Securing a future for anonymous functions in Python
Simo Melenius
firstname.lastname at iki.fi-spam
Fri Dec 31 17:56:30 EST 2004
Steven Bethard <steven.bethard at gmail.com> writes:
> Simo Melenius wrote:
> > map (def x:
> > if foo (x):
> > return baz_1 (x)
> > elif bar (x):
> > return baz_2 (x)
> > else:
> > global hab
> > hab.append (x)
> > return baz_3 (hab),
> > [1,2,3,4,5,6])
>
> I think this would probably have to be written as:
...
> return baz_3(hab)
> , [1,2,3,4,5,6])
> or:
...
> return baz_3(hab)
> ,
> [1,2,3,4,5,6])
>
> Note the placement of the comma. As it is,
> return baz_3(hab),
> returns the tuple containing the result of calling baz_3(hab):
That one didn't occur to me; creating a one-item tuple with (foo,) has
been odd enough for me: only few times I've seen also the parentheses
omitted.
I did ponder the unambiguousness of the last line, though. One could
suggest a new keyword like "end", but keyword bloat is bad.
(Of course, if we trade the "lambda" keyword for another, new keyword
we're not exactly _adding_ keywords... :))
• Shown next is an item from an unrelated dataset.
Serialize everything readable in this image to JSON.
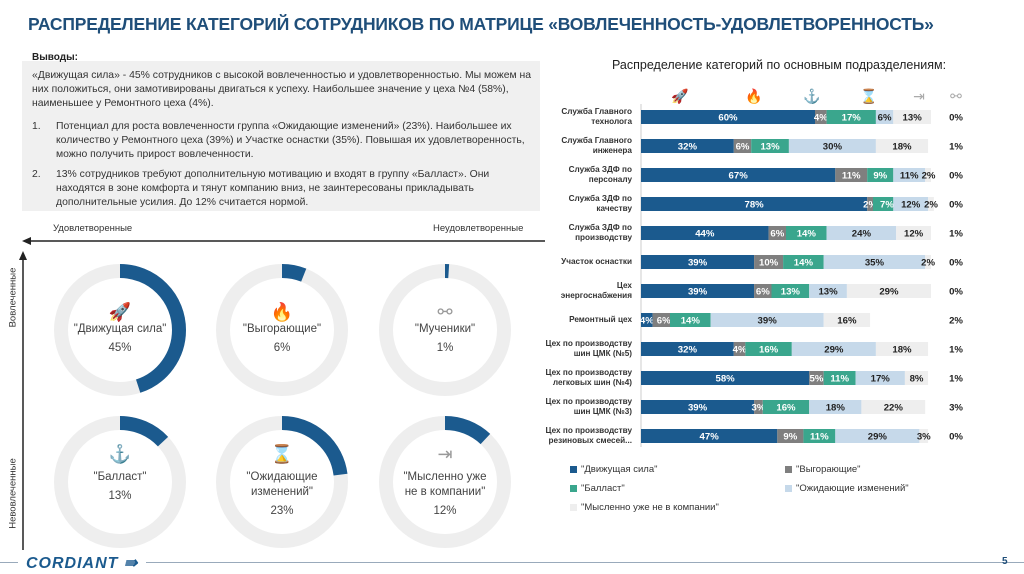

> It's not horrible to have to put the comma on the next line, but it
> isn't as pretty as your version that doesn't. Unfortunately, I don't
> think anyone's gonna want to revise the return statement syntax just
> to introduce anonymous functions.
There might not be a return statement: the anonymous function might
conditionally return earlier and have side-effects at the end of the
block (to implicitly return None). So the block-ending would need to
fit after any statement and be strictly unambiguous.